We were awarded NSF grant for optical metamaterials! [Apr 10, 2012]
We were awarded by National Science Foundation more than $180K research grant for three years to advance the photonic metamaterials. The project team includes Prof. Guney (PI), co-PI Prof. Costas Soukoulis (Ames Lab, IA), and collaborator Prof. Martin Wegener (Karlsruhe Institute of Technology, Germany). Metamaterials are man-made, usually periodic structures. Under incident electromagnetic waves with wavelengths much larger than the constituent unit cells, these heterogeneous structures behave as homogeneous materials with effective electric permittivity and effective magnetic permeability. Given desired permittivity and permeability, inverse problem of finding the corresponding unit cell underlies a wide variety of exotic things not possible with conventional optics such as perfect lens, ultra-sensitive sensors, high-precision lithography, optical analog computers, antimagnets, quantum levitation, invisibility cloaks, and more [1-8]. However, practical realization of all these applications demands (1) bulk (large volume) and low-cost fabrication methods. Additionally, the most fascinating applications driving the field such as diffraction-unlimited imaging and lithography simultaneously require (2) negative index of refraction, (3) low-loss, and (4) full isotropy. To date, theoretical structures proposed to satisfy these requirements simultaneously at (5) optical ranges, have turned out to be too complex for two-dimensional lithography.
Illustration of the blueprint for STED-DLW.
The project envisions prototype bulk metamaterial operating at mid-infrared frequencies using a combined “meandering wire” concept [9] and a novel three-dimensional (3D) stimulated emission depletion microscopy-inspired direct laser writing (STED-DLW) fabrication [10-13] technique followed by electroplating of gold [14] (see Figure above).
References
[1] J. B. Pendry, Negative refraction makes a perfect lens, Phys. Rev. Lett. 85, 3966 (2005).

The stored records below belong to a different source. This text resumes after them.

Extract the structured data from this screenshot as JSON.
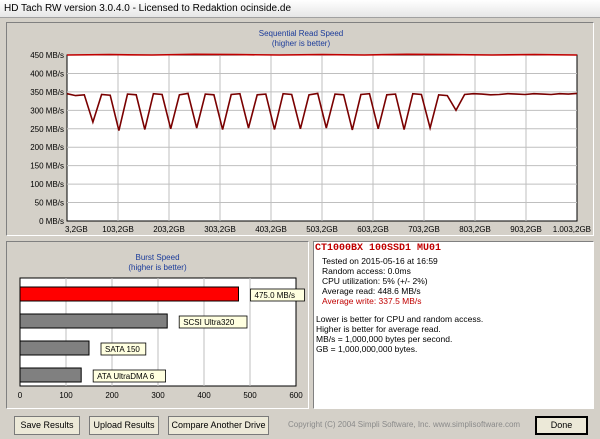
{
  "window": {
    "title": "HD Tach RW version 3.0.4.0 - Licensed to Redaktion ocinside.de"
  },
  "seq_chart": {
    "title": "Sequential Read Speed",
    "subtitle": "(higher is better)",
    "y_ticks": [
      "450 MB/s",
      "400 MB/s",
      "350 MB/s",
      "300 MB/s",
      "250 MB/s",
      "200 MB/s",
      "150 MB/s",
      "100 MB/s",
      "50 MB/s",
      "0 MB/s"
    ],
    "x_ticks": [
      "3,2GB",
      "103,2GB",
      "203,2GB",
      "303,2GB",
      "403,2GB",
      "503,2GB",
      "603,2GB",
      "703,2GB",
      "803,2GB",
      "903,2GB",
      "1.003,2GB"
    ]
  },
  "burst_chart": {
    "title": "Burst Speed",
    "subtitle": "(higher is better)",
    "x_ticks": [
      "0",
      "100",
      "200",
      "300",
      "400",
      "500",
      "600"
    ]
  },
  "chart_data": [
    {
      "type": "line",
      "title": "Sequential Read Speed",
      "subtitle": "(higher is better)",
      "xlabel": "",
      "ylabel": "",
      "x_unit": "GB",
      "y_unit": "MB/s",
      "xlim": [
        3.2,
        1003.2
      ],
      "ylim": [
        0,
        450
      ],
      "grid": true,
      "series": [
        {
          "color": "#c00000",
          "values": [
            450,
            451,
            450,
            452,
            451,
            450,
            451,
            450,
            452,
            451,
            450,
            451,
            450
          ]
        },
        {
          "color": "#7a0000",
          "values": [
            345,
            340,
            342,
            268,
            343,
            341,
            245,
            344,
            342,
            248,
            345,
            343,
            250,
            342,
            346,
            252,
            344,
            342,
            248,
            343,
            345,
            252,
            342,
            344,
            248,
            345,
            343,
            250,
            342,
            346,
            252,
            344,
            342,
            247,
            343,
            345,
            250,
            342,
            344,
            248,
            345,
            343,
            252,
            342,
            340,
            300,
            343,
            345,
            344,
            342,
            343,
            345,
            344,
            343,
            345,
            344,
            343,
            345,
            344,
            346
          ]
        }
      ]
    },
    {
      "type": "bar",
      "title": "Burst Speed",
      "subtitle": "(higher is better)",
      "orientation": "horizontal",
      "xlim": [
        0,
        600
      ],
      "categories": [
        "475.0 MB/s",
        "SCSI Ultra320",
        "SATA 150",
        "ATA UltraDMA 6"
      ],
      "values": [
        475,
        320,
        150,
        133
      ],
      "colors": [
        "#ff0000",
        "#808080",
        "#808080",
        "#808080"
      ]
    }
  ],
  "info": {
    "drive": "CT1000BX 100SSD1 MU01",
    "tested": "Tested on 2015-05-16 at 16:59",
    "random_access": "Random access: 0.0ms",
    "cpu": "CPU utilization: 5% (+/- 2%)",
    "avg_read": "Average read: 448.6 MB/s",
    "avg_write": "Average write: 337.5 MB/s",
    "note1": "Lower is better for CPU and random access.",
    "note2": "Higher is better for average read.",
    "note3": "MB/s = 1,000,000 bytes per second.",
    "note4": "GB = 1,000,000,000 bytes."
  },
  "buttons": {
    "save": "Save Results",
    "upload": "Upload Results",
    "compare": "Compare Another Drive",
    "done": "Done"
  },
  "footer": {
    "copyright": "Copyright (C) 2004 Simpli Software, Inc. www.simplisoftware.com"
  }
}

[2] T. Xu, Y. Zhao, J. Ma, C. Wang, J. Cui, C. Du, and X. Luo, Sub-diffraction-limited interference photolithography with metamaterials, Opt. Express 16, 13579 (2008).
[3] J. B. Pendry, D. Schurig, and D. R. Smith, Controlling electromagnetic fields, Science 312, 1780 (2006).
[4] U. Leonhardt, Optical conformal mapping, Science 312, 1777 (2006).
[5] D. Schurig, J. J. Mock, B. J. Justice, S. A. Cummer, J. B. Pendry, A. F. Starr, and D. R. Smith, Metamaterial electromagnetic cloak at microwave frequencies, Science 314, 977 (2006).
[6] U. Leonhardt and T. G. Philbin, Quantum levitation by left-handed metamaterials, New J. Phys. 9, 254 (2007).
[7] D. O. Guney and D. A. Meyer, Negative refraction gives rise to the Klein Paradox, Phys. Rev. A 79, 063834 (2009).
[8] D. A. Genov, S. Zhang, and X. Zhang, Mimicking celestial mechanics in metamaterials, Nature Phys. 5, 687 (2009).
[9] D. O. Guney, Th. Koschny, M. Kafesaki, C. M. Soukoulis, Connected bulk negative index photonic metamaterials, Opt. Lett. 34, 506 (2009).
[10] S. W. Hell and J. Wichmann, Breaking the diffraction resolution limit by stimulated emission: stimulated-emission-depletion fluorescence microscopy, Opt. Lett. 19, 780 (1994).
[11] T. A. Klar, S. Jakobs, M. Dyba, A. Egner, S. W. Hell, Fluorescence microscopy with diffraction resolution barrier broken by stimulated emission, Proc. Natl. Acad. Sci. 97, 8206 (2000).
[12] S. W. Hell, Strategy for far-field optical imaging and writing without diffraction limit, Phys. Lett. A 326, 140 (2004).
[13] S. W. Hell, Microscopy and its focal switch, Nat. Methods 6, 24 (2009).
[14] J. K. Gansel, M. Thiel, M. S. Rill, M. Decker, K. Bade, V. Saile, G. von Freymann, S. Linden, and M. Wegener, Gold helix photonic metamaterial as broadband circular polarizer, Science 325, 1513 (2009).